A stunned silence followed its words.
"What… what's our plan then?" Evan asked.
"There are a number of powers that may be able to transport us away. We believe they may be the best option."
"I have a better idea." Mar said. "Sovereign was destroyed, why can't we kill these things?"
"We could investigate this further," the Geth said. "It appears they are only fought by the parahumans of this world, but our group has similar if not superior firepower to most of the parahumans. Our group could make an impact."
"You said each one attacks each year? Then we can help the next time, and observe. You can analyze actual video, and we'll figure them out," Kara said.
"I can't believe I'm saying this, but I agree with the krogan. I'd rather fight for Earth than run away." Evan's voice was steady. Even he seemed into it.

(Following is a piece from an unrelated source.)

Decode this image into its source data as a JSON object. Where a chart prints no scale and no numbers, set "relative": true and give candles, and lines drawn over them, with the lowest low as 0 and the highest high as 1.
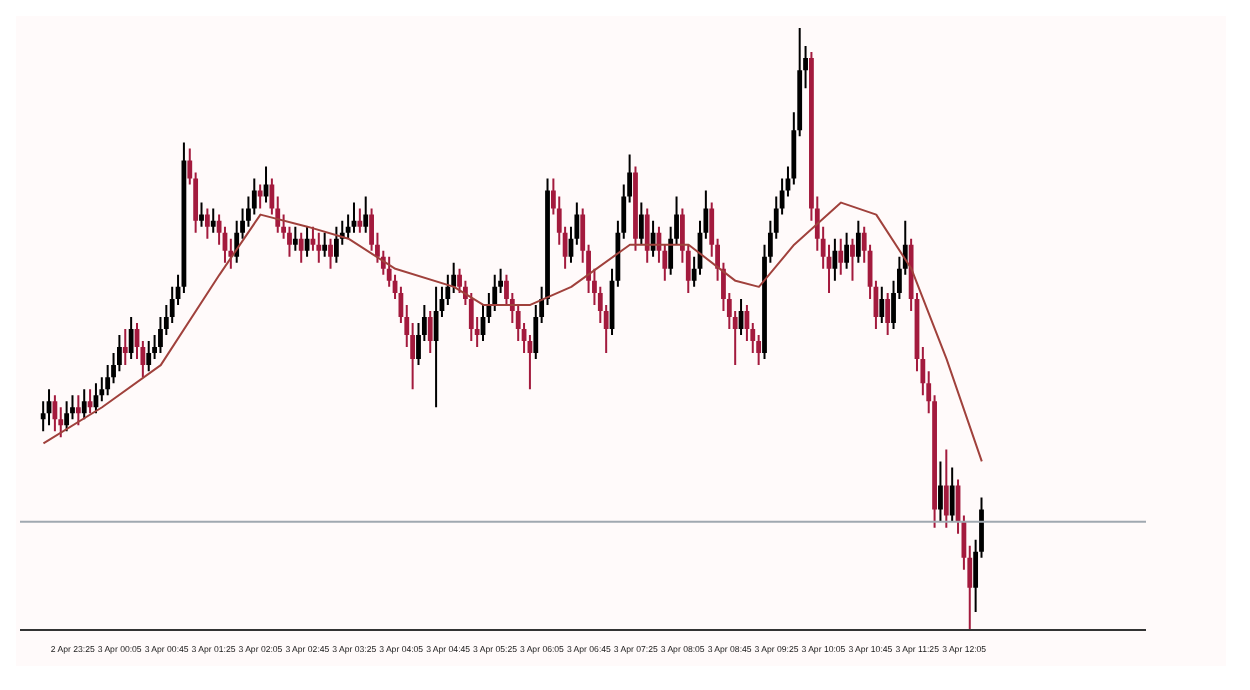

"It appears there is consensus" the Geth said. "It is important, however, to preserve the integrity of defending forces. There appear to be many individuals in this city who are very powerful and capable of fighting the Endbringers. One of which, Lung, has survived in close quarters with one."
"Could you describe him?" Kara asked. If this day was working the way she thought it was…
"Large male of Asian descent with tattoos in the shape of the mythological earth dragon, and a mask in a similar shape," the Geth said, "he leads a gang known as the ABB. They wear green, red, and black as markers.
"About that..." Mar said.
She knew it. She could officially call it a coincidence. And shit luck, too.